ForeverLearning has asked for the wisdom of the Perl Monks concerning the following question:

I'm looking for a quick way to change the date format within an XML file from UTC (e.g. Fri, 18 Mar 2016 03:41:43 GMT) to an XPATH compliant format so that I can use XPATH date queries.

All the dates I need to change are nicely contained within <Last-Modified></Last-Modified> tags.

I have tried this... perl -pe 's/<Last-Modified>(.*)<\/Last-Modified>/`date -d \"$1\" \"+%s\"`/ge&&s/\n//' mydoc.xml

But despite the presence of the global flag, it only seems to change the first and not all instances within the doc ?

What am I missing ? ;-(

p.s. yes, I know epoch is not xpath but that was just for my test purposes

Replies are listed 'Best First'.
Re: Global matching not working as expected
by Corion (Patriarch) on Mar 19, 2016 at 09:35 UTC

    Depending on how line-oriented your XML is, that regular expression might find none, one or all matches.

    See perlre on "greedy" - .* will match as much as possible, including an intervening </Last-Modified> tag if possible.

    There are two approaches to fixing this.
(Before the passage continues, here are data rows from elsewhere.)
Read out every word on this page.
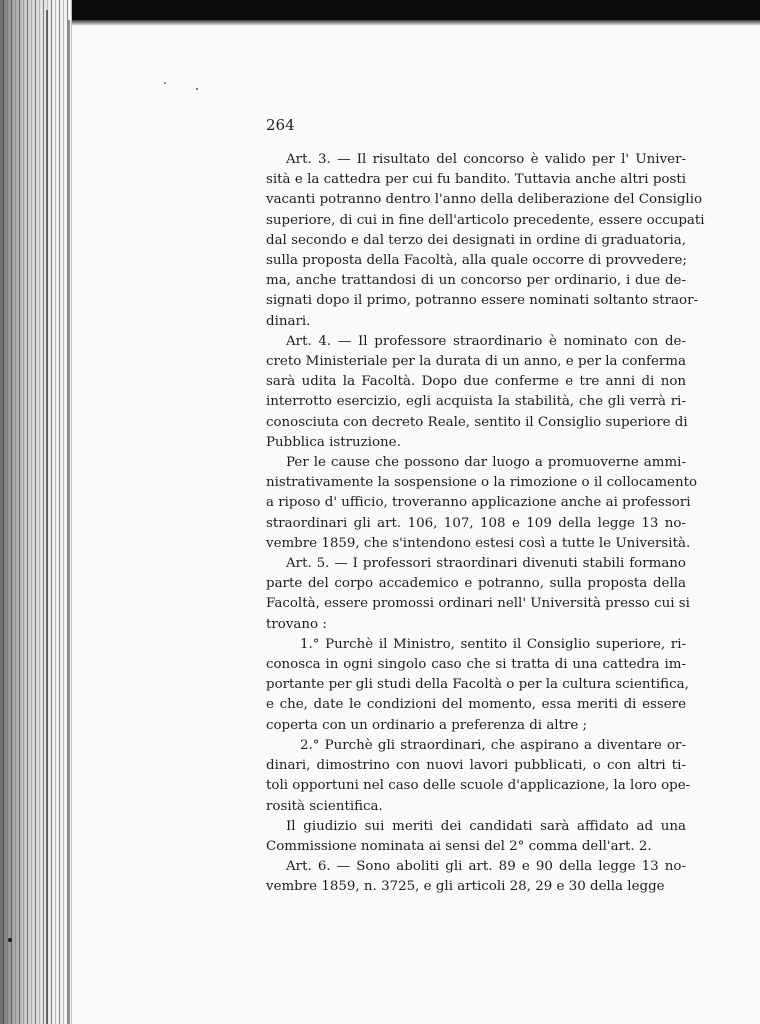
264
Art. 3. — Il risultato del concorso è valido per l' Univer-
sità e la cattedra per cui fu bandito. Tuttavia anche altri posti
vacanti potranno dentro l'anno della deliberazione del Consiglio
superiore, di cui in fine dell'articolo precedente, essere occupati
dal secondo e dal terzo dei designati in ordine di graduatoria,
sulla proposta della Facoltà, alla quale occorre di provvedere;
ma, anche trattandosi di un concorso per ordinario, i due de-
signati dopo il primo, potranno essere nominati soltanto straor-
dinari.
Art. 4. — Il professore straordinario è nominato con de-
creto Ministeriale per la durata di un anno, e per la conferma
sarà udita la Facoltà. Dopo due conferme e tre anni di non
interrotto esercizio, egli acquista la stabilità, che gli verrà ri-
conosciuta con decreto Reale, sentito il Consiglio superiore di
Pubblica istruzione.
Per le cause che possono dar luogo a promuoverne ammi-
nistrativamente la sospensione o la rimozione o il collocamento
a riposo d' ufficio, troveranno applicazione anche ai professori
straordinari gli art. 106, 107, 108 e 109 della legge 13 no-
vembre 1859, che s'intendono estesi così a tutte le Università.
Art. 5. — I professori straordinari divenuti stabili formano
parte del corpo accademico e potranno, sulla proposta della
Facoltà, essere promossi ordinari nell' Università presso cui si
trovano :
1.° Purchè il Ministro, sentito il Consiglio superiore, ri-
conosca in ogni singolo caso che si tratta di una cattedra im-
portante per gli studi della Facoltà o per la cultura scientifica,
e che, date le condizioni del momento, essa meriti di essere
coperta con un ordinario a preferenza di altre ;
2.° Purchè gli straordinari, che aspirano a diventare or-
dinari, dimostrino con nuovi lavori pubblicati, o con altri ti-
toli opportuni nel caso delle scuole d'applicazione, la loro ope-
rosità scientifica.
Il giudizio sui meriti dei candidati sarà affidato ad una
Commissione nominata ai sensi del 2° comma dell'art. 2.
Art. 6. — Sono aboliti gli art. 89 e 90 della legge 13 no-
vembre 1859, n. 3725, e gli articoli 28, 29 e 30 della legge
The easy approach is to read the whole file into memory and do the replacement directly:

    perl -0777 -le 's!<Last-Modified>(.*?)</Last-Modified>!<Last-Modified> +`date ...`</Last-Modified>!ge' mydoc.xml

    The saner way is to use one of the XML parsing modules, for example XML::Twig.

    Also, I would look at Time::Piece or Time::Local for doing the time conversion instead of shelling out to the date program for every replacement.
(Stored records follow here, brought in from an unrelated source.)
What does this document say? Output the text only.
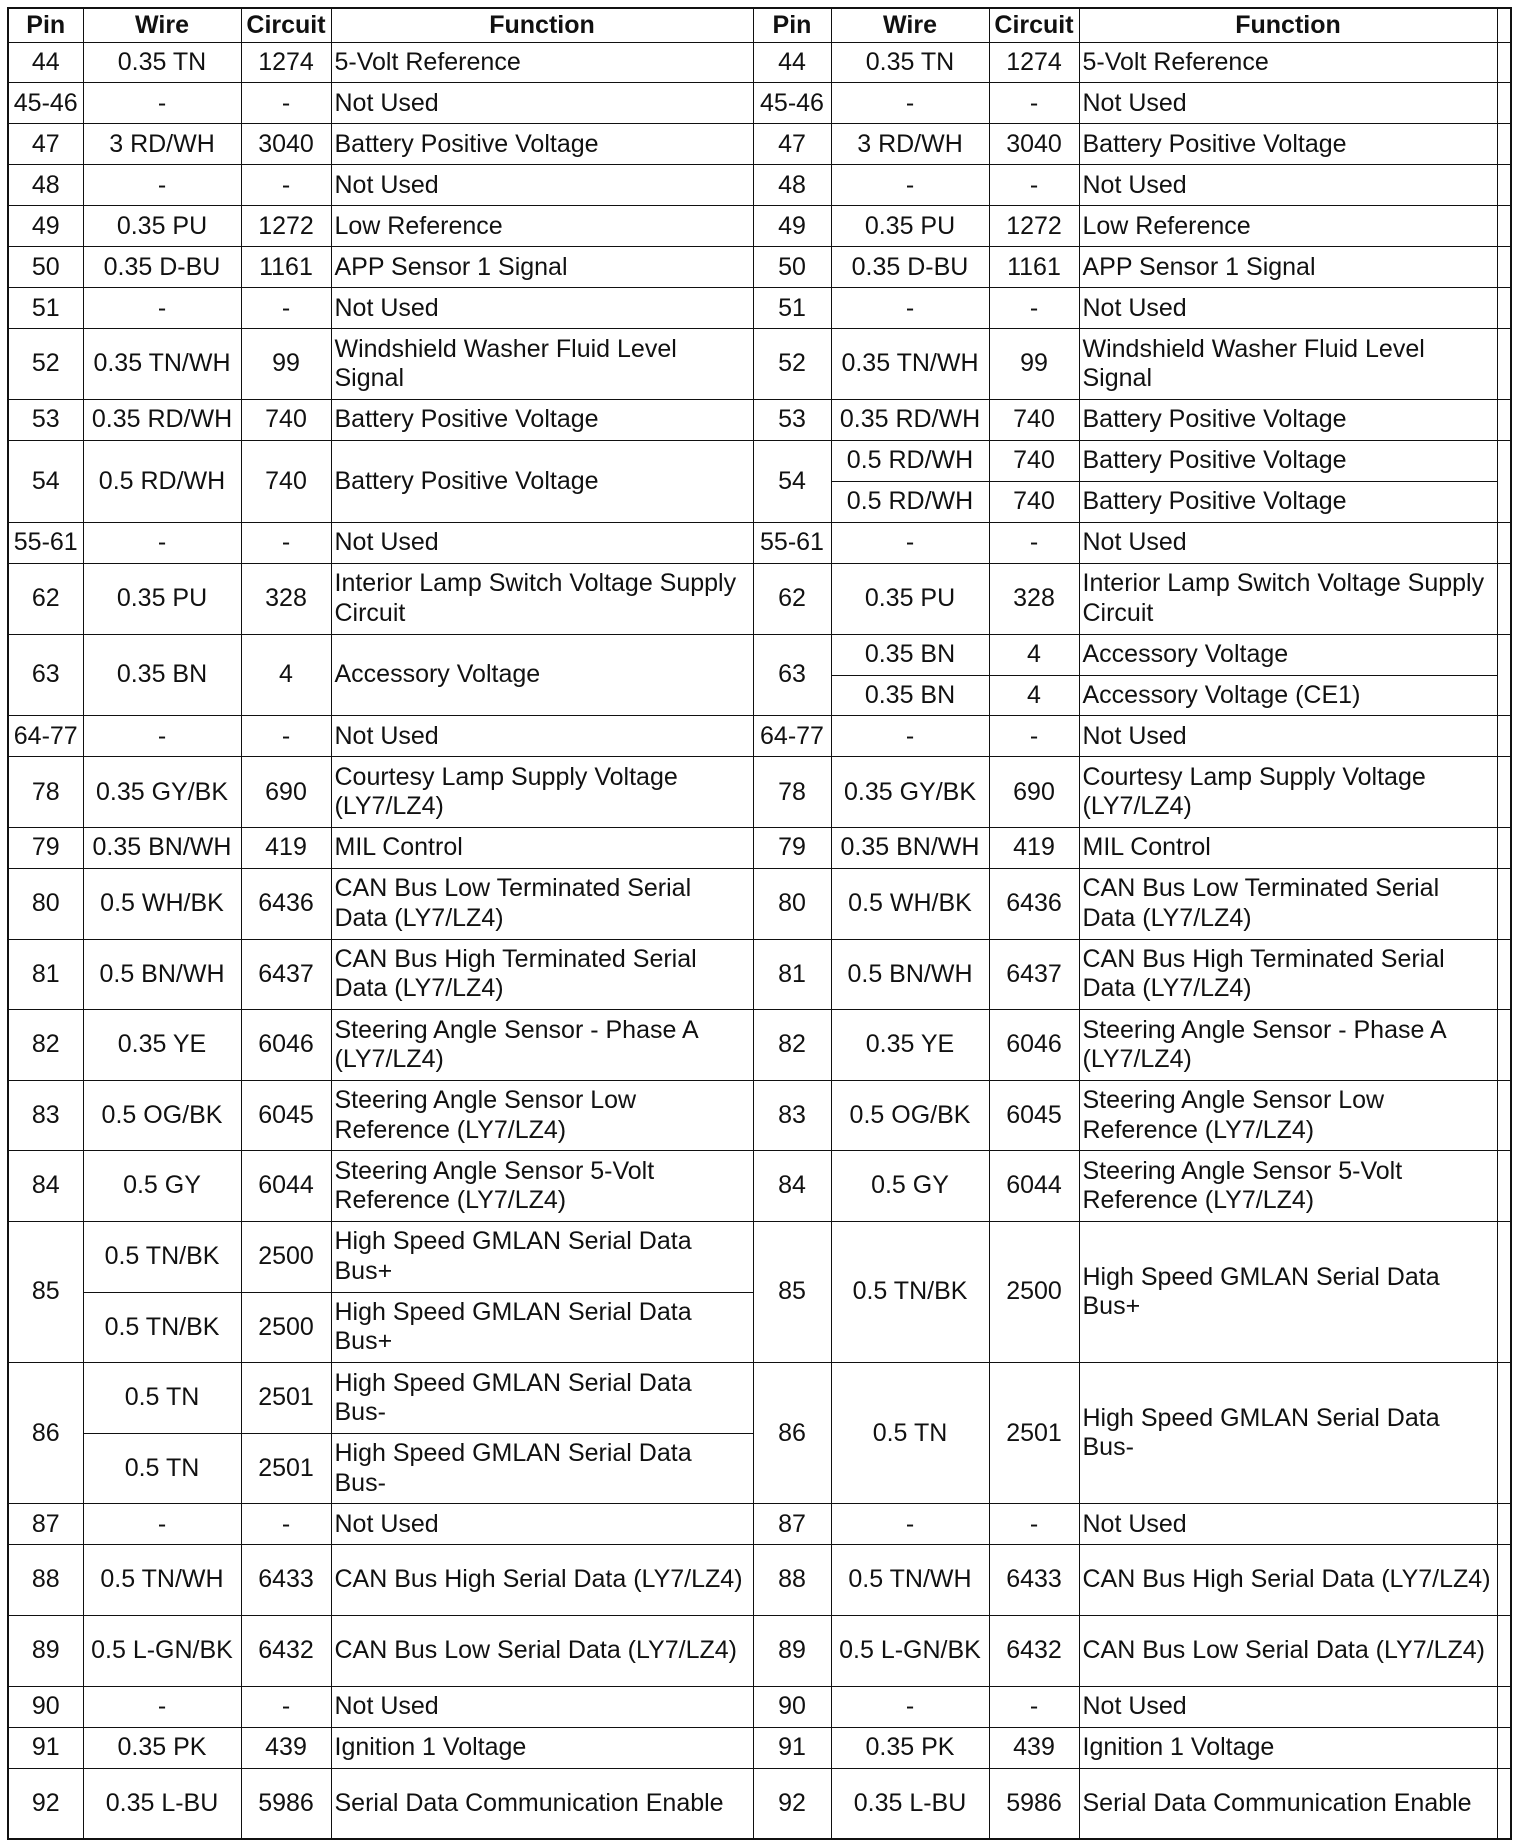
Pin	Wire	Circuit	Function	Pin	Wire	Circuit	Function	
44	0.35 TN	1274	5-Volt Reference	44	0.35 TN	1274	5-Volt Reference	
45-46	-	-	Not Used	45-46	-	-	Not Used	
47	3 RD/WH	3040	Battery Positive Voltage	47	3 RD/WH	3040	Battery Positive Voltage	
48	-	-	Not Used	48	-	-	Not Used	
49	0.35 PU	1272	Low Reference	49	0.35 PU	1272	Low Reference	
50	0.35 D-BU	1161	APP Sensor 1 Signal	50	0.35 D-BU	1161	APP Sensor 1 Signal	
51	-	-	Not Used	51	-	-	Not Used	
52	0.35 TN/WH	99	Windshield Washer Fluid Level Signal	52	0.35 TN/WH	99	Windshield Washer Fluid Level Signal	
53	0.35 RD/WH	740	Battery Positive Voltage	53	0.35 RD/WH	740	Battery Positive Voltage	
54	0.5 RD/WH	740	Battery Positive Voltage	54	0.5 RD/WH	740	Battery Positive Voltage	
					0.5 RD/WH	740	Battery Positive Voltage	
55-61	-	-	Not Used	55-61	-	-	Not Used	
62	0.35 PU	328	Interior Lamp Switch Voltage Supply Circuit	62	0.35 PU	328	Interior Lamp Switch Voltage Supply Circuit	
63	0.35 BN	4	Accessory Voltage	63	0.35 BN	4	Accessory Voltage	
					0.35 BN	4	Accessory Voltage (CE1)	
64-77	-	-	Not Used	64-77	-	-	Not Used	
78	0.35 GY/BK	690	Courtesy Lamp Supply Voltage (LY7/LZ4)	78	0.35 GY/BK	690	Courtesy Lamp Supply Voltage (LY7/LZ4)	
79	0.35 BN/WH	419	MIL Control	79	0.35 BN/WH	419	MIL Control	
80	0.5 WH/BK	6436	CAN Bus Low Terminated Serial Data (LY7/LZ4)	80	0.5 WH/BK	6436	CAN Bus Low Terminated Serial Data (LY7/LZ4)	
81	0.5 BN/WH	6437	CAN Bus High Terminated Serial Data (LY7/LZ4)	81	0.5 BN/WH	6437	CAN Bus High Terminated Serial Data (LY7/LZ4)	
82	0.35 YE	6046	Steering Angle Sensor - Phase A (LY7/LZ4)	82	0.35 YE	6046	Steering Angle Sensor - Phase A (LY7/LZ4)	
83	0.5 OG/BK	6045	Steering Angle Sensor Low Reference (LY7/LZ4)	83	0.5 OG/BK	6045	Steering Angle Sensor Low Reference (LY7/LZ4)	
84	0.5 GY	6044	Steering Angle Sensor 5-Volt Reference (LY7/LZ4)	84	0.5 GY	6044	Steering Angle Sensor 5-Volt Reference (LY7/LZ4)	
85	0.5 TN/BK	2500	High Speed GMLAN Serial Data Bus+	85	0.5 TN/BK	2500	High Speed GMLAN Serial Data Bus+	
	0.5 TN/BK	2500	High Speed GMLAN Serial Data Bus+					
86	0.5 TN	2501	High Speed GMLAN Serial Data Bus-	86	0.5 TN	2501	High Speed GMLAN Serial Data Bus-	
	0.5 TN	2501	High Speed GMLAN Serial Data Bus-					
87	-	-	Not Used	87	-	-	Not Used	
88	0.5 TN/WH	6433	CAN Bus High Serial Data (LY7/LZ4)	88	0.5 TN/WH	6433	CAN Bus High Serial Data (LY7/LZ4)	
89	0.5 L-GN/BK	6432	CAN Bus Low Serial Data (LY7/LZ4)	89	0.5 L-GN/BK	6432	CAN Bus Low Serial Data (LY7/LZ4)	
90	-	-	Not Used	90	-	-	Not Used	
91	0.35 PK	439	Ignition 1 Voltage	91	0.35 PK	439	Ignition 1 Voltage	
92	0.35 L-BU	5986	Serial Data Communication Enable	92	0.35 L-BU	5986	Serial Data Communication Enable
      Even corion's regex will fail if there is a newline anywhere between the tags. This can easily be fixed with the /s modifier, but are there are probably more special cases yet to be found. Use a proven module.
      Bill
      Yes, you're right. I decided to go the saner route and use XML::Twig & Time::Piece. ;-)
Re: Global matching not working as expected
by afoken (Chancellor) on Mar 19, 2016 at 10:56 UTC
    perl -pe 's/<Last-Modified>(.*)<\/Last-Modified>/`date -d \"$1\" \"+%s\"`/ge&&s/\n//' mydoc.xml

    Let's hope that mydoc.xml never contains something like this:

    <Last-Modified>hehe"; rm -rf / ; true "</Last-Modified>

    NEVER pass unverified user input to a shell (i.e. ``, qx(), system $string, exec $string), and NEVER without quoting problematic characters. And don't hope that all shells have the same quoting rules. They differ even for the common unix shells (see e.g. http://www.in-ulm.de/~mascheck/various/), and it gets very much worse as soon as you leave unix. CMD.EXE and especially COMMAND.COM just cause mental illness. If you want to stay sane, try to avoid the shell. Stay with perl modules, or at least use the list forms of system and exec. perlipc has some examples for safely replacing `` and qx().

    Alexander

    --
    Today I will gladly share my knowledge and experience, for there are no sweeter words than "I told you so". ;-)